Aussichtspunkt in der westukrainischen Stadt Lwiw, vor dem Angriff Russlands. © Bernat Armangue/dpa

Lwiw ist die Stadt der Kunst, der Poesie und der Musik. Zugleich spürte man dort schon vor Jahren die Gewalt und das Blut eines ganzen Jahrhunderts. Die Kolumne.

Lwiw sieht aus wie Prag oder Wien, nur kleiner, kompakter, weniger pompös. Erst als ich damals dort war, verstand ich, dass hier das Herz Europas schlug. Die Stadt war auf die gleiche Weise kosmopolitisch wie andere aus dem Erbe von Österreich-Ungarn. Viel Bewegung, viele Sprachen, viele Menschen, viele Juden. Czernowitz war die Stadt der großen deutschsprachige Künstlerinnen und Künstler. Theater, Poesie, Musik, viele berühmte Autorinnen und Autoren lebten hier.

Meine Großeltern wuchsen dort auf, mein Großvater in Iwano-Frankiwsk und meine Großmutter in dem Dorf Perehinske bei Czernowitz. Als ich damals hinfuhr, um diese Orte zu sehen, traf mich ein heftiger Schmerz über all die Verluste, die dort spürbar waren. Bloodlands – so wie der Titel des Buches von Timothy Snyder, Blutland überall.

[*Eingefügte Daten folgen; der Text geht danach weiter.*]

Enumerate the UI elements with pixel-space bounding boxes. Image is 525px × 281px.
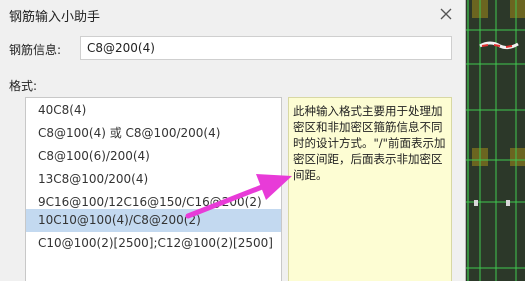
rebar-input-dialog: 钢筋输入小助手 钢筋信息: C8@200(4) 格式: 40C8(4) C8@1… (0, 0, 466, 281)
close-button[interactable] (432, 3, 460, 25)
format-label: 格式: (9, 79, 38, 93)
list-item-selected[interactable]: 10C10@100(4)/C8@200(2) (26, 209, 281, 232)
list-item[interactable]: C10@100(2)[2500];C12@100(2)[2500] (26, 232, 281, 255)
list-item[interactable]: C8@100(6)/200(4) (26, 145, 281, 168)
rebar-info-input[interactable]: C8@200(4) (80, 36, 452, 60)
list-item[interactable]: C8@100(4) 或 C8@100/200(4) (26, 122, 281, 145)
cad-drawing (466, 0, 525, 281)
rebar-info-label: 钢筋信息: (9, 43, 62, 57)
format-description: 此种输入格式主要用于处理加密区和非加密区箍筋信息不同时的设计方式。"/"前面表示… (288, 97, 452, 281)
list-item[interactable]: 40C8(4) (26, 99, 281, 122)
cad-drawing-background (466, 0, 525, 281)
close-icon (440, 8, 452, 20)
dialog-title: 钢筋输入小助手 (9, 10, 101, 25)
format-list[interactable]: 40C8(4) C8@100(4) 或 C8@100/200(4) C8@100… (25, 97, 282, 281)
list-item[interactable]: 13C8@100/200(4) (26, 168, 281, 191)
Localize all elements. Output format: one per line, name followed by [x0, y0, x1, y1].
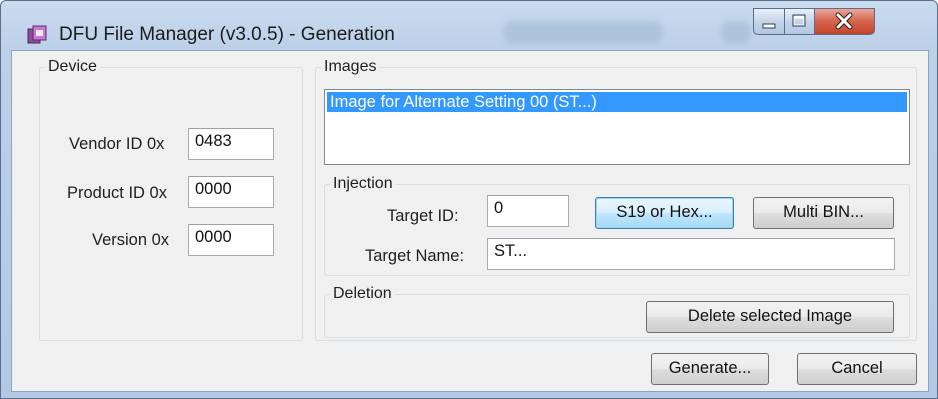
minimize-icon: [762, 23, 776, 29]
injection-legend: Injection: [333, 175, 393, 192]
product-id-label: Product ID 0x: [67, 184, 167, 202]
cancel-button[interactable]: Cancel: [797, 353, 917, 385]
maximize-button[interactable]: [785, 8, 815, 35]
version-input[interactable]: 0000: [188, 224, 274, 256]
vendor-id-label: Vendor ID 0x: [69, 135, 165, 153]
window-title: DFU File Manager (v3.0.5) - Generation: [59, 24, 395, 45]
title-bar[interactable]: DFU File Manager (v3.0.5) - Generation: [1, 1, 937, 47]
dialog-client-area: Device Vendor ID 0x 0483 Product ID 0x 0…: [11, 50, 929, 392]
images-listbox[interactable]: Image for Alternate Setting 00 (ST...): [324, 89, 910, 165]
target-name-label: Target Name:: [365, 247, 465, 265]
target-name-input[interactable]: ST...: [487, 238, 895, 270]
maximize-icon: [792, 14, 806, 27]
deletion-legend: Deletion: [333, 285, 392, 302]
list-item[interactable]: Image for Alternate Setting 00 (ST...): [327, 92, 907, 112]
generate-button[interactable]: Generate...: [651, 353, 769, 385]
device-legend: Device: [48, 58, 97, 75]
target-id-label: Target ID:: [387, 207, 459, 225]
s19-or-hex-button[interactable]: S19 or Hex...: [595, 197, 734, 229]
images-legend: Images: [324, 58, 377, 75]
minimize-button[interactable]: [753, 8, 785, 35]
blurred-background: [503, 21, 663, 43]
close-icon: [835, 12, 853, 30]
version-label: Version 0x: [92, 231, 170, 249]
dfu-generation-window: DFU File Manager (v3.0.5) - Generation D…: [0, 0, 938, 399]
target-id-input[interactable]: 0: [487, 195, 569, 227]
product-id-input[interactable]: 0000: [188, 176, 274, 208]
app-icon: [27, 25, 47, 44]
close-button[interactable]: [815, 8, 875, 35]
delete-selected-image-button[interactable]: Delete selected Image: [646, 301, 894, 333]
blurred-background: [721, 21, 751, 43]
multi-bin-button[interactable]: Multi BIN...: [753, 197, 894, 229]
vendor-id-input[interactable]: 0483: [188, 128, 274, 160]
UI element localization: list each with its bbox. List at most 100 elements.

Ukraine: Zerstörung ist bis heute präsent

Das Blut der erschlagenen Juden, das Blut der Kriegsopfer, die Hungertoten, die Deportationen. Durch die Zeiten hindurch, das ganze Jahrhundert, Gewalt und Blut. Angerichtet von den Deutschen, den Russen, den Sowjets und ihren ukrainischen Helfern. Die gab es auch.

Als ich dort war, fehlten den Städten die Menschen, die sie geprägt hatten. Hier hatte sich das Zentrum der jüdischen Kultur befunden. Bis zur Shoa lebten Millionen Juden in der Region. Nur wenige haben überlebt, noch weniger sind dort geblieben.

Die Zerstörung ist bis heute präsent. Aber auch der Aufbruch derer, die jetzt dort leben. Auf den großen Plätzen sah ich damals schon Autokorsos mit riesigen Europafahnen. Die Leute sagten immer wieder, sie seien Europäer, sie wollen Demokratie und sie wollen in die Europäische Union. Wo immer wir mit Leuten sprachen, weigerten sie sich, auf Russisch zu reden. Lieber Englisch mit Mühe als Russisch, die Sprache der einstigen Sowjetunion und dann die Sprache der permanenten Bedrohung. Das war 2008, also gut sechs Jahre vor der Annexion der Krim.

Nicht Putins Krieg: Mehrzahl der Russinnen und Russen unterstützt Angriff auf die Ukraine

Es ist nicht Putins Krieg, so wie es auch nicht Hitlers Krieg war. Russland und die Mehrzahl der Russinnen und Russen unterstützen den barbarischen Angriff auf die Ukraine. Dafür kann es kein Verständnis geben, und das Staatsfernsehen, Brainwash oder Propaganda sind keine Entschuldigung.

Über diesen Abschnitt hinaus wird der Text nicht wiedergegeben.